If you aren’t careful, geographically-biased news will blind you to one of the biggest developments underway in the energy sector, because news coverage in the Americas and Europe virtually ignore what’s happening in the rest of the world with regards to energy production and use. In Western news, shale, wind, and solar get all the attention from the press. Meanwhile, the media ignores what is really happening in the global market right now.
Coal is becoming a relic of the past in the developed world — that much we all know. Solar and wind power are rapidly growing, and we shouldn’t ignore their potential.
Think of it this way: The countries that are leading natural gas and renewable energy production pretty much have 100-percent market saturation for electricity. You just can’t find many buildings in the U.S., Canada, or Western Europe without electricity.

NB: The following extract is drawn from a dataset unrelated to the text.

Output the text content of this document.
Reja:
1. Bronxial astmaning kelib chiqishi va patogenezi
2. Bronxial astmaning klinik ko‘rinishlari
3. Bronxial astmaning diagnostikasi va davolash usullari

Meanwhile, there are 1.3 billion people in other parts of the world who don’t have electricity in their homes. And still more billions of people are rapidly consuming more and more power, driving up per capita energy use. This is especially true in Asia, where China and India need to ramp up power generation as quickly as possible to prevent widespread blackouts that will hinder economic growth.
According to the Energy Information Administration, the U.S. is going to see domestic coal consumption drop about 14 percent by 2017 as government intervention makes coal power prohibitively expensive compared to natural gas.
On the other side of the Pacific, however, China is going to build 160 new coal-fired power plants, and India will build 46 within the next four years.
The developing world is going to drive growth that will catapult coal to the number one world fuel source within seven years, surpassing oil for the first time since the 1960s. Ninety percent of the worldwide increase in coal demand will come from China and India, and 77 percent will be from China alone.
China is the world’s largest producer of coal. It mined 46 percent of the world’s coal last year. At the same time, China imported about 223 million tonnes of coal — which represents 20 percent of the coal it burned and a 78 percent year-over-year increase. By 2016, Chinese imports are projected to reach as high as 450 million tonnes, averaging out to 50 percent year-to-year growth in a very short time frame.
A lot of the coal needed to feed Chinese and Indian demand will come from Australia and Mongolia. However, U.S. and Canadian coal exports will be competing for sales.
In particular, coal mining operations on the western side of the North America, especially from British Columbia and Wyoming, will be shipping more and more coal overseas.